MESTRE - Preghiere all'alba, residenti infuriati e bengalesi di religione musulmana che chiedono a gran voce di avere un luogo in cui pregare minacciando proteste e scioperi: dopo la chiusura del centro di preghiera islamico di Mestre, per motivi edilizi e di destinazione d'uso, con l'invio di una diffida a cessare l'attività di via Fogazzaro, la tensione tra le istituzioni e la comunità islamica non sembra essere svanita del tutto, nonostante le parole "distensive" arrivate oggi da parte del prefetto Carlo Boffi e delsindaco Luigi Brugnaro, convinti che si arrivi presto a un accordo.

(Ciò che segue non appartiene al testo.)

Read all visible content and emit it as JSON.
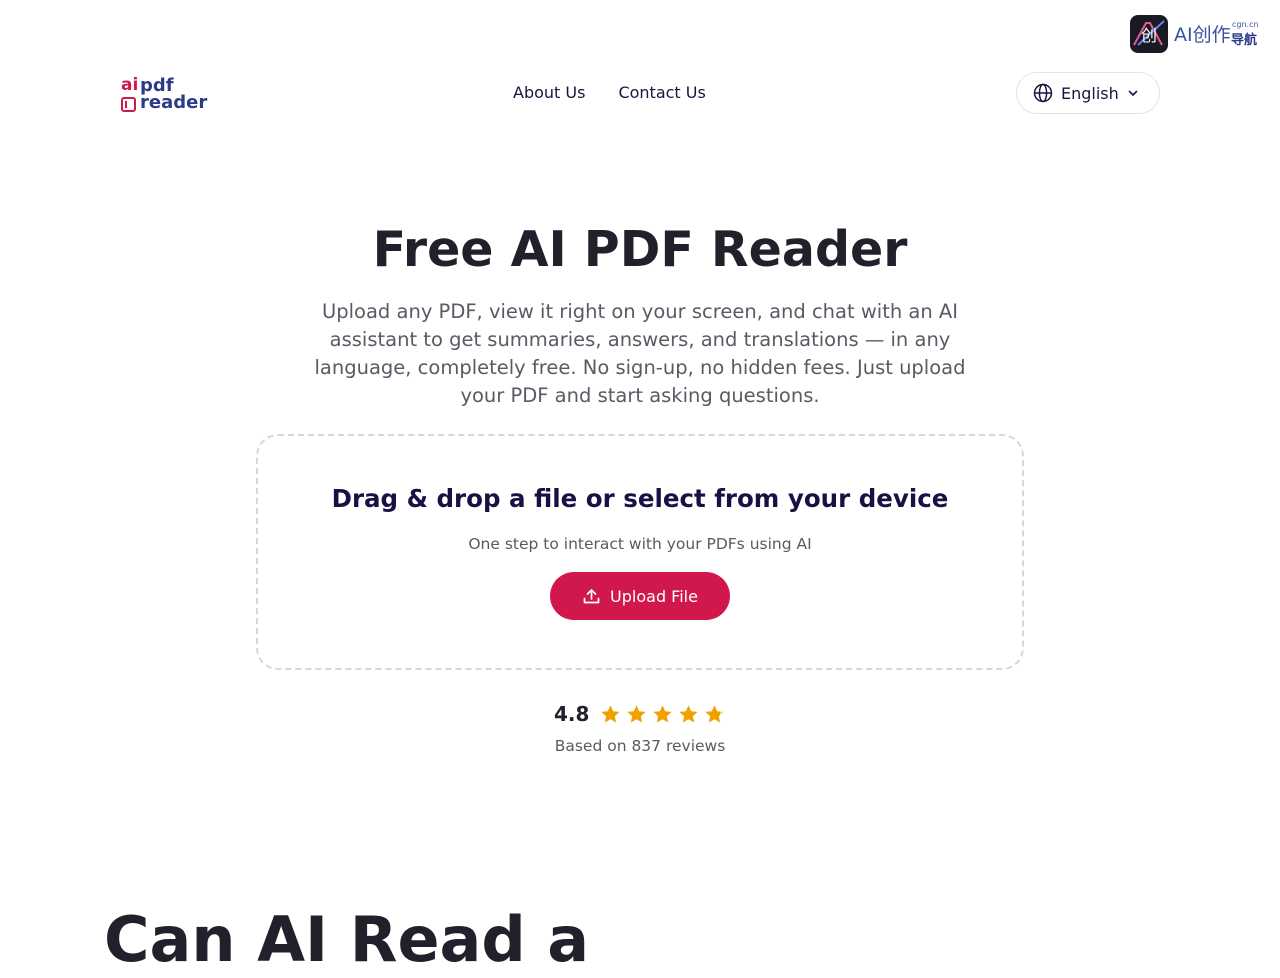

Da una parte il prefetto che ai microfoni ha rassicurato sul fatto che non vi siano in programma manifestazioni di protesta da parte dei bengalesi e che le dichiarazioni dei giorni scorsi erano "a caldo", non attendibili: «Ho appena parlato con il rappresentante del consolato bengalese, ha detto che sono tutte persone calme, equilibrate e bene inserite nel territorio». La strada che si sta seguendo è quella per una «soluzione condivisa. La trattativa è in atto». Epure nei giorni scorsi i toni da parte della comunità islamica bengalese si erano alzati: «Siamo pronti a scioperare. Ci fermeremo tutti - aveva dichiarato Kamrul Sayed, uno dei frequentatori della moschea di via Fogazzaro - ci sono tremila di noi che lavorano a Fincantieri, 1500 nelle pizzerie del centro storico. Vediamo cosa succede se nessuno di noi va a lavorare. Anche i bambini staranno a casa da scuola e faremo una manifestazione». Dichiarazioni da non prendere in considerazione, dunque, ad affermarlo è anche il sindaco Brugnaro che ha parlato di una «comunità responsabile» ed è andato oltre, prospettando un accordo in breve tempo sulla questione moschea: «Troveremo delle soluzioni idonee, ovviamente non dovrà essere sotto le case». Il problema è quello del caos, della confusione creata dai musulmani in preghiera a orari improbabili - alle cinque di mattina e molto tardi la sera -, abitudini in netto contrasto, secondo il sindaco, con la presenza di una moschea in contesti residenziali.